Mode of Entry by Foreign Direct Investment
PAG must carefully consider the mode of enntry into this market because each mode has different financial implications. Exporting will be the best, when the exported goods are of high value and fetch high prices in the market. For PAG, this option will not be the best because the goods are relatively cheap. This may have adverse financial consequences for the company. Another risk of exporting the goods is stiff competition that PAG is likely to face from local goods. Thorough advertisement will be needed. Hence, the cost of operation will be high. This will not be ideal for cheap household goods. License will be the most optimal mode of entry into this market. The advantage of this is that the companies, which are licensed to produce goods on behalf of the foreign investor, have already had an elaborate distribution system. In addition, they have a wide customer base in existence. Therefore, the market for products will be guaranteed. It will also cut down advertising expenses. Goods will be more appealing to customers, who will view them as products of their home company rather than foreign firm. Existing companies have the necessary technological knowhow. Hence, PAG will not be required to incur large expenses on infrastructure and technology.

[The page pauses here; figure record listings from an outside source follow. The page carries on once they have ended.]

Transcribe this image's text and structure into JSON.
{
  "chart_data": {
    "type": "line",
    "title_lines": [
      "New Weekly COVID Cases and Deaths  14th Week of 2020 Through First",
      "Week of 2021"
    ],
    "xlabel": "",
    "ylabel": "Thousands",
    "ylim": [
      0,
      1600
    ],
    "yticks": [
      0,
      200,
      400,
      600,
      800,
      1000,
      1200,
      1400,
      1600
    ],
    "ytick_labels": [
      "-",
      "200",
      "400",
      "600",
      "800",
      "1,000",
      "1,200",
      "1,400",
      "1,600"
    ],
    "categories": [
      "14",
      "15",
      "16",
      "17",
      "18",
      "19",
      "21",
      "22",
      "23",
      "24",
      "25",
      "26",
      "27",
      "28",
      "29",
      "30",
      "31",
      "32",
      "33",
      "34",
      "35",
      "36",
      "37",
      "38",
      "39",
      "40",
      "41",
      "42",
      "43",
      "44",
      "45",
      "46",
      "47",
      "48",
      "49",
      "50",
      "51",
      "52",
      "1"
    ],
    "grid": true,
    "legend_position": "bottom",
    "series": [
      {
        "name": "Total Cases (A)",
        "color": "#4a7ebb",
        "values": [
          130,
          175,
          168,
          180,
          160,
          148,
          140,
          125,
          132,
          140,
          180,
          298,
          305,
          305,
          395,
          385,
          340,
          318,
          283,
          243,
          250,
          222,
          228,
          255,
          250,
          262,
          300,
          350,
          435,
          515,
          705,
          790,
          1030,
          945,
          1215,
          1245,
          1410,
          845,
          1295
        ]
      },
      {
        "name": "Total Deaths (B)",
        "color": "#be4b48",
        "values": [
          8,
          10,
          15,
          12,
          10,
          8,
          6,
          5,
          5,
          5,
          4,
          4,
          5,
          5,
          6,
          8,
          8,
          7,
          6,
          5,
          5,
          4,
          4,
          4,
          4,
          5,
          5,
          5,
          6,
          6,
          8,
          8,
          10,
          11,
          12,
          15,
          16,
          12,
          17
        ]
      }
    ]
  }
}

However, PAG has to ensure compatibility of the production technology used by the licensed company in order to guarantee that the quality of its products is not compromised. Launch of a new plant is another viable option. The Chinese government offers tax incentives to foreign investors, who are willing to construct new plants in the economy. This will make the cost of starting a new business in China cheap for PAG. Another advantage of Greenfield investment is that the cost of transportation associated with exports will be eliminated. However, Greenfield investment will take PAG more time before it starts its operations in China (The US-China Business Council 2012). Acquisition is also viable, but it can have negative economic implication in the short run. The cost of acquisition can be high. Compatibility between acquired and parent companies may be lacking as they are exposed to different cultures. The other risk that PAG possibly will face in acquiring an existing firm is the changing perception of customers. They may view the acquired business suspiciously negatively affecting the sales of PAC.
Political and Cultural Impact on FDI in China
The political climate is more favourable than ever for foreign investment nowadays. The introduction of tax incentives to foreign investors by the Chinese government is one of the political decisions to promote foreign investment. There are several reforms that have been made in order to encourage FDI. However, the abuse of human rights by the government, especially in Tibet, should be taken into consideration. The Chinese people are very hard working. They tirelessly contribute to the economic prosperity of China. They have a welcoming culture that is conducive to foreign investors. However, corruption is still rampant in this country, which may hinder the performance of PAG in the new market. The perception of foreign companies as a threat to their local industry is another hurdle in the economy. Thus, PAG must carefully select the most appropriate mode of entry in order to avoid direct conflict.